The Black Knight is early Elgar and lies among the works that struggled longer than most to shake off the doldrums of fashion. It even resisted the excerpting that kept Caractacus as a presence courtesy of the splendid Triumphal March. Hickox makes a great case for The Black Knight - superior to the almost ordinary Groves version on EMI which in any event is in four tracks (one per scene) by comparison with the much more helpful Chandos which is in nine tracks.

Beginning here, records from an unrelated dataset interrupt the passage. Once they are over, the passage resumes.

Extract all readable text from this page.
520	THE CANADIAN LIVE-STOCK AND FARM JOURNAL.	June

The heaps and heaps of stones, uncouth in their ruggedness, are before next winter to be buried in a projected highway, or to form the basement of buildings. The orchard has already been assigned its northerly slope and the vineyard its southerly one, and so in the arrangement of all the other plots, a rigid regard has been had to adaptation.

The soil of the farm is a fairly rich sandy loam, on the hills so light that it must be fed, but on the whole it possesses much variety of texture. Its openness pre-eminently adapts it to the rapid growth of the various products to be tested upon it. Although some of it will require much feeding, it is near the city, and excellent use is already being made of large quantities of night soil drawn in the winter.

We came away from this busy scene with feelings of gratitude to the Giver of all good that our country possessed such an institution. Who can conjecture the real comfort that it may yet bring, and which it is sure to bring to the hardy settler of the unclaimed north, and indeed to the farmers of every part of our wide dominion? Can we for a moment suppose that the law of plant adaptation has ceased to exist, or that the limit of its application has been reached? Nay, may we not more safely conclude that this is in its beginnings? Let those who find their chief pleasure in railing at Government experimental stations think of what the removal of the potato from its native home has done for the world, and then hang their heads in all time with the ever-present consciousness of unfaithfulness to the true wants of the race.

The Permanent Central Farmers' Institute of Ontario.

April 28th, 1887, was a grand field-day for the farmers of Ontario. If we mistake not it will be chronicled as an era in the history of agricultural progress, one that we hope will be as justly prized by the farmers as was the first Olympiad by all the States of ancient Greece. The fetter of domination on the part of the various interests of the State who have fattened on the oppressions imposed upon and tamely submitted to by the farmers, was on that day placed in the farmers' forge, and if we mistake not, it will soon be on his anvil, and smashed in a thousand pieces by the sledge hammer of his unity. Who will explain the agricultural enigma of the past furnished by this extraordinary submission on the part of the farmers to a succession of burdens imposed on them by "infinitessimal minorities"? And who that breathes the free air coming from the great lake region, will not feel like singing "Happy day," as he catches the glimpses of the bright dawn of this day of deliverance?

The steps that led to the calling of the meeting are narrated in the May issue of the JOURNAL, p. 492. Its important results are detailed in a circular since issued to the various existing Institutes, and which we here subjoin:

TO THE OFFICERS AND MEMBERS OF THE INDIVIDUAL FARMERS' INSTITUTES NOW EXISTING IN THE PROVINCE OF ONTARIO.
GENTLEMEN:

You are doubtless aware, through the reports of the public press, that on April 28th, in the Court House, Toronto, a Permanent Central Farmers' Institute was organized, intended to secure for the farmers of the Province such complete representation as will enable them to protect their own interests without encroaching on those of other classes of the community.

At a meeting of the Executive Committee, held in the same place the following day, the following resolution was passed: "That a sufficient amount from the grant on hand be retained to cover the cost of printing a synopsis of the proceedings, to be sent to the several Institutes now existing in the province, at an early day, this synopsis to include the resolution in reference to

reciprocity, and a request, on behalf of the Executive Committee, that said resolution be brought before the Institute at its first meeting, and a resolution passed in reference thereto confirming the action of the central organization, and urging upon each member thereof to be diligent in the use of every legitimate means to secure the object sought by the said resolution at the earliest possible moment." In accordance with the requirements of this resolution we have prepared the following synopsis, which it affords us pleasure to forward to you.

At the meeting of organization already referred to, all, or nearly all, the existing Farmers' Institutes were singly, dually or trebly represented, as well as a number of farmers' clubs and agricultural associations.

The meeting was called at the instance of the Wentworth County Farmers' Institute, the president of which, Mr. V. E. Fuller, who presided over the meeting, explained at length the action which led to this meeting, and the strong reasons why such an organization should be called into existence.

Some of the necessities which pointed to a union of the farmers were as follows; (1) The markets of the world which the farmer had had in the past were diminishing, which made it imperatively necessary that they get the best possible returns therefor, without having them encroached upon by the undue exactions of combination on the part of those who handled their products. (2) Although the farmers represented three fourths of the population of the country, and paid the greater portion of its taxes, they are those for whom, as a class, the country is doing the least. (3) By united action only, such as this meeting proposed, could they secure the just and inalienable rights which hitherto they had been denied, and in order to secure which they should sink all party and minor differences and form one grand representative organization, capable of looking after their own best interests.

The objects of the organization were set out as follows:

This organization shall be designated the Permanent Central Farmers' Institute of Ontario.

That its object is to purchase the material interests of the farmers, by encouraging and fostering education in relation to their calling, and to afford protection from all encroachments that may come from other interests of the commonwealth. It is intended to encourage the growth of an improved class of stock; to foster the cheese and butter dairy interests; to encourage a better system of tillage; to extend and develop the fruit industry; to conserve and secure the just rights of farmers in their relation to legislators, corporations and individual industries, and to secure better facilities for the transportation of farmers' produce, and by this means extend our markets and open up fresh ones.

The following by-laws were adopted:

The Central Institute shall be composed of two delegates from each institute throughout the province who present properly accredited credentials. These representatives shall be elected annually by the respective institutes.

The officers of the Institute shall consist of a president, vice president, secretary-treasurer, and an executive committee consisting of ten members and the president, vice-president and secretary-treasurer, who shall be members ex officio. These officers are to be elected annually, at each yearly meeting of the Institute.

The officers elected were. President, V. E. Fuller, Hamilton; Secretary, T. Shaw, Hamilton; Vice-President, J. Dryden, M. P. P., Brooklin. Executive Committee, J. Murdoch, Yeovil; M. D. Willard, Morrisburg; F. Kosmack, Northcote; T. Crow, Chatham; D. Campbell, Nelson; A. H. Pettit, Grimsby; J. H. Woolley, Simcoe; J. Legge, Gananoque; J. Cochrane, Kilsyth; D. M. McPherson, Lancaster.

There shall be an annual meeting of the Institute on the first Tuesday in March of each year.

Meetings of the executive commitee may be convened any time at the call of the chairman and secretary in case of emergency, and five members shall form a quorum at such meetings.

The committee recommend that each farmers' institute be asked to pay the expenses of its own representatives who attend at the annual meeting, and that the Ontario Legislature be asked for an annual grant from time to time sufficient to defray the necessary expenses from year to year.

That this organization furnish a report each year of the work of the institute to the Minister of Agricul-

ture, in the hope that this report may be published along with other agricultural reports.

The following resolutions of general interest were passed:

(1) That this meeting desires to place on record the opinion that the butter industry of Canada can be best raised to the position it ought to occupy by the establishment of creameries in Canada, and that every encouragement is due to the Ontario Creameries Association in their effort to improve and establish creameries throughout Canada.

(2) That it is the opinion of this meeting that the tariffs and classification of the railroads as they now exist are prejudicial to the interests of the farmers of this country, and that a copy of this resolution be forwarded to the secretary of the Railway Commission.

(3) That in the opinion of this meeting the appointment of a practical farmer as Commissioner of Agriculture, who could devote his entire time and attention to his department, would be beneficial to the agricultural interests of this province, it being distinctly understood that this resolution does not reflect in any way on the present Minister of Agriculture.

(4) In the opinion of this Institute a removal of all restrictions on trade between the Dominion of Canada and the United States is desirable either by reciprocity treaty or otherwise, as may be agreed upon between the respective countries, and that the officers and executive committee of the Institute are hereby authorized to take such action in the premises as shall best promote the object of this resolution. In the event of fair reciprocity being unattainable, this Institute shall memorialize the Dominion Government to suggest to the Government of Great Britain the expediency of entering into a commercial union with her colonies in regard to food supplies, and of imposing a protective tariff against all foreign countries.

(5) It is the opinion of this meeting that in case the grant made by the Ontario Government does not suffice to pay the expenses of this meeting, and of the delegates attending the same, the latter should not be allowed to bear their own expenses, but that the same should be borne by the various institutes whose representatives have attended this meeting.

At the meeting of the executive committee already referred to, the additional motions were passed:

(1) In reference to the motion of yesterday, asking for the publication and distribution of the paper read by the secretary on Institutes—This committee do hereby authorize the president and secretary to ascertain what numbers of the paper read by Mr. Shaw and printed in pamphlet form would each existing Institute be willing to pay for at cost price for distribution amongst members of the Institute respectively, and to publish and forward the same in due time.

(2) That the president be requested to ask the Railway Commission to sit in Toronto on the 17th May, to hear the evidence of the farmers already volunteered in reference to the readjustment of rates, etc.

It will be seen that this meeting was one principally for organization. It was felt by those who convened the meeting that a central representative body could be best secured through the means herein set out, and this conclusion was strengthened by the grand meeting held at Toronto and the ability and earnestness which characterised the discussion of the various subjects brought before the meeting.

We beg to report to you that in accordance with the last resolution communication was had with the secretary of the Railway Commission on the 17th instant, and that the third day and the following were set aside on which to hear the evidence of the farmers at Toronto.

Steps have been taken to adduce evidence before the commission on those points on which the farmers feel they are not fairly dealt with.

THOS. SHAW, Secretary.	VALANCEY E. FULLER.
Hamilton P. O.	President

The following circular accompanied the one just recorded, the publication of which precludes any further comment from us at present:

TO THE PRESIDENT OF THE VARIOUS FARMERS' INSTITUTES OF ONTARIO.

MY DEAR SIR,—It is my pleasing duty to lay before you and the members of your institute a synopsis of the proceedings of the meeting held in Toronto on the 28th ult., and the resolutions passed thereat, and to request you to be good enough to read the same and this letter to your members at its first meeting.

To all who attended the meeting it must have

It helps that The Black Knight is amongst the most compact of Elgar's major choral works. It's only 36 minutes by the side of the longer Caractacus, Light of Life and King Olaf; never mind the great trilogy. The Black Knight starts with a sturdy Wagnerian swing and good ideas abound throughout. This would have had performances once fashion's chimes had rung Elgar back into acceptance and would have done so even if Elgar had died in 1900 rather than 1934. A great choral trainer, Hickox ensures that both the full choir - remember there are no solo voices - and the orchestra blaze and whisper with transcendent skill. There's a fierce touch of Froissart about this work - remember Barbirolli's lances-high EMI recording of the Overture? If only Barbirolli had had time to take up The Black Knight. In any event Hickox's dark brilliance is matched by the sturdily glowering and impactful audio treatment courtesy of Couzens, father and son. Nothing is done to dilute Hickox's candid conviction that this is a big event.
The mammoth blaze of The Black Knight is carried over with less success in Scenes from the Bavarian Highlands. This happy work - a souvenir of the Elgar’s holidaying in Upper Bavaria - is too darkly draped and too heavily armoured in Hickox's hands. As a work it is given nothing less than a strong outing but the score's delight, wispy featheriness and fairy wingbeat suffer. I compared Norman del Mar's EMI recording with the Bournemouth forces and found it superior. Del Mar and his ideally chosen forces find a fly-away quality - a tripping innocent happiness - that lifts the spirit high in a way that the Hickox does not match.
The booklet presents all the sung words in English, French and German. No corners have been cut and there is no dumbing down for this reissue. You get what the purchasers of the full price product would have received when first issued as CHAN9436 in 1996. The classy liner-notes are by Michael Kennedy and are reproduced in the booklet in the original English and in translation into German and French.
The alternative recordings mentioned above (Groves' The Black Knight and Del Mar's Bavarian Highlands) are not currently available except as part of a bigger package.
Two Elgar works of the 1890s for choir and orchestra in well recorded and documented muscular presentations at lower mid-price each with Germanic associations and each premiered at the Worcester Festival.